Al-Biruni adalah ilmuwan muslim pertama yang menaruh perhatian serius terhadap manuskrip-manuskrip Hindu kuno. Dari hasil pengamatan dan penelitiannya tersebut berguna bagi pengembangan sains seperti astronomi, geologi, geodesi hingga oseanografi.
Ilmuwan muslim asal Persia tersebut memiliki kemampuan berbahasa yang baik termasuk, bahasa Sanskerta. Kepiawaiannya tersebut mampu mengungkap rahasia di balik karya-karya Hindu klasik.
Salah satunya keterangan tentang tinggi rata-rata gelombang di Samudera Hindia. Keterangan ini didapatnya dari kitab Hindu kuno, Visnu Purana.

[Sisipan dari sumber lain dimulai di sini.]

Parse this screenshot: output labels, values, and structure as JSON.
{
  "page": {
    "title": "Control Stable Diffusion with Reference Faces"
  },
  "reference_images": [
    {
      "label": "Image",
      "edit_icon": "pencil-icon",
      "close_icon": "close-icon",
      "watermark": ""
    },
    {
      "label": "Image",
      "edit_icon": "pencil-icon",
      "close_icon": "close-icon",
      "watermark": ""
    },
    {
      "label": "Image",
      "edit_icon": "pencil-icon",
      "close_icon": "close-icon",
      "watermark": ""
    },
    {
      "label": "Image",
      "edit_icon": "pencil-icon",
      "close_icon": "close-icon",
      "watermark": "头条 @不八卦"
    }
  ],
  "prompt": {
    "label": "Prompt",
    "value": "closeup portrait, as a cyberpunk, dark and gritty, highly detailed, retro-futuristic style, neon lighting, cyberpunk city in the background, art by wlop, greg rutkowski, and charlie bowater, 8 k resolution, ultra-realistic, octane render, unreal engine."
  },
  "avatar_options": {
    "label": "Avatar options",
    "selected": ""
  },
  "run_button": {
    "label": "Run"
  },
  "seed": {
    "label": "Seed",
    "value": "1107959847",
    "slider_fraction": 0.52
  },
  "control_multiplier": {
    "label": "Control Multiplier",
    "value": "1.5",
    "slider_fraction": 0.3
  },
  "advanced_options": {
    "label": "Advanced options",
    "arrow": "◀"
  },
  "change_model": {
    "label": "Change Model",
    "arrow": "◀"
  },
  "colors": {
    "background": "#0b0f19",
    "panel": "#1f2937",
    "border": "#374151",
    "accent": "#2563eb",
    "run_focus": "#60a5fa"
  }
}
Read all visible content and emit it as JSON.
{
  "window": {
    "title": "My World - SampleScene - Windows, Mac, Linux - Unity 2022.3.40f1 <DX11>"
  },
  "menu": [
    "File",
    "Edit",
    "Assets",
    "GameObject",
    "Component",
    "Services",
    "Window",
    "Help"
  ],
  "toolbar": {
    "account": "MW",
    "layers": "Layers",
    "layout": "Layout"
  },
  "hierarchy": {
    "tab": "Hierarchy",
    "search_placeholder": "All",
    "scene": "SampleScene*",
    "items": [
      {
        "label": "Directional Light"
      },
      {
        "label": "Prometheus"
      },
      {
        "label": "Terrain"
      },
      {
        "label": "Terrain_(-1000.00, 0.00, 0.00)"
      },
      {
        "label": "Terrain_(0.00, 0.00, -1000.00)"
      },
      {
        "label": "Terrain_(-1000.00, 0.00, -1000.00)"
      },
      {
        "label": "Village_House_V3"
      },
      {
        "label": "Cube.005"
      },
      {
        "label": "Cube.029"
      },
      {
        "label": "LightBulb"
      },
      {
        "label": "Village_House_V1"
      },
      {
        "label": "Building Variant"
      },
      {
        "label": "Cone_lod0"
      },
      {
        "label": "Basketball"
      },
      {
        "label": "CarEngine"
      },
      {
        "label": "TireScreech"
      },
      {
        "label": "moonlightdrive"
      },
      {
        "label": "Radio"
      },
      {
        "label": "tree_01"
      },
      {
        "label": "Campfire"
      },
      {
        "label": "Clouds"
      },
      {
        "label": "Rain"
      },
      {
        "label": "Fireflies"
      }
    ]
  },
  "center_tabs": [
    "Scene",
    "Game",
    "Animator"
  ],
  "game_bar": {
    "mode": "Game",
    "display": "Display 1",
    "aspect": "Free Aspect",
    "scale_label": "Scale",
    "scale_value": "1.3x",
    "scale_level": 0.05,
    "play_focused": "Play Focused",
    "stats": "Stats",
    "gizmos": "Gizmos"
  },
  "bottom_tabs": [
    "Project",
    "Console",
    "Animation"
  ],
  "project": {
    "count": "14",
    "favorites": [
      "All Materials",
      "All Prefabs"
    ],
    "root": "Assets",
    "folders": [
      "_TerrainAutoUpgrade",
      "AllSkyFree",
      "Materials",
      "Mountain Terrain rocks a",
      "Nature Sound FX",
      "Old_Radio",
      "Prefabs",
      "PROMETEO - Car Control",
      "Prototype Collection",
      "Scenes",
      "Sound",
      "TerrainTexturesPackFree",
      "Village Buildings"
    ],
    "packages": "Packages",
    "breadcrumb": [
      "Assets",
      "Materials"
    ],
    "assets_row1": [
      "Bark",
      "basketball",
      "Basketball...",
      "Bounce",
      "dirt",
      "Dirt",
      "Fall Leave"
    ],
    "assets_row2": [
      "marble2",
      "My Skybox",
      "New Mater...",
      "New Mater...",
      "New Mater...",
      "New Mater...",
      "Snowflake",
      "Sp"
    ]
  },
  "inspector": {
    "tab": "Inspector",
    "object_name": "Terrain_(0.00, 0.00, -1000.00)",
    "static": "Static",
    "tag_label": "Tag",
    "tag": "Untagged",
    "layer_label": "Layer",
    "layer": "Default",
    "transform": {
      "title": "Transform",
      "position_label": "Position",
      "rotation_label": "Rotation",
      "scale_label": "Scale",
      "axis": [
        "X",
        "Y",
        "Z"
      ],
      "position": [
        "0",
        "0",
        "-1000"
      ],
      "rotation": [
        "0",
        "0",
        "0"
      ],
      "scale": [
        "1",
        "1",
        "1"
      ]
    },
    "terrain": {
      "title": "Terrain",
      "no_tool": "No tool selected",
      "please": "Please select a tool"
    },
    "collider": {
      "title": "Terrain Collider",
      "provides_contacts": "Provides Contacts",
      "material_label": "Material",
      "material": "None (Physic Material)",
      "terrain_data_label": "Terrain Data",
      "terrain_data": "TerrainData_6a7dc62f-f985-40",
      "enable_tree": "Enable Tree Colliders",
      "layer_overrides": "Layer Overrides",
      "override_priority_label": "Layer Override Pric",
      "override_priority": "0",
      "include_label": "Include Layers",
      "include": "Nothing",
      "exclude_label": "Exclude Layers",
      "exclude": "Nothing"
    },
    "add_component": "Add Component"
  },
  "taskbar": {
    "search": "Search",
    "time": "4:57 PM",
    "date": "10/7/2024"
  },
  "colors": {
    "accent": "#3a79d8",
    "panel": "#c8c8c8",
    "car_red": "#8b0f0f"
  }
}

Namun karya Al-Biruni yang mengutip perhitungan amplitudo pasang surut air laut dari Visnu Purana ini menuai kritikan.
“Sangat menarik untuk menemukan pernyataan yang salah dalam karya al-Biruni mengenai perhitungan amplitudo pasang surut yang tampaknya diambil dari Visnupurana,” ujar Panikkar.
Hal ini diungkapkannya ketika Al-Biruni dalam kutipannya menuliskan tinggi gelombang pasang air laut mencapai 1500 digit. Sebagaimana yang terdapat dalam Visnu Purana.
“‘Ketinggian air terbesar dari aliran adalah 1500 digit’,” kata Panikkar.
Panikkar juga menampilkan pendapat Al-Biruni yang menilai ada yang keliru dalam angka 1500 digit. Sebuah perhitungan yang diragukan kebenarannya, sebab dinilai berlebihan.
“Tentang angka 1500 digit ini, dia (Al-Biruni) memiliki keraguannya sendiri dan berkomentar bahwa ‘…pernyataan ini tampaknya agak berlebihan; karena jika gelombang dan ketinggian rata-rata laut naik menjadi antara enam puluh hingga tujuh meter, pantai dan teluk akan lebih meluap dari yang pernah disaksikan,’” tutur Panikkar.
Panikkar lantas memberikan pujian kepada Al-Biruni yang berusaha menampilkan karya Hindu itu apa adanya. Meskipun Al-Biruni juga menganggap jika dalam hitungan angka tersebut ada yang keliru.
“Pada saat yang sama, Al-Biruni tidak mau menampik informasi ini sebagai tidak benar. Karena, ia menambahkan dengan rasa puas bahwa ‘kisaran ini tidak sepenuhnya tidak mungkin, karena dengan sendirinya tidak mungkin karena beberapa hukum alam,’” jelas Panikkar.
Panikkar lantas memberikan data lain sebagai pembanding yakni data yang masih bersumber dari karya sastra Hindu kuno. Data tersebut ialah Matsya Purana yang di dalamnya menuliskan angka 510 bukan 1500.
“Pasalnya, dalam teks asli Purana yang sama disebutkan bahwa “naik turunnya air laut yang berbeda adalah lima ratus sepuluh (bukan 1500 angka) angulas”, yang hampir 9,75 meter. Kisah Purana ini menemukan pembuktian dalam Matsya Purana,” tandasnya.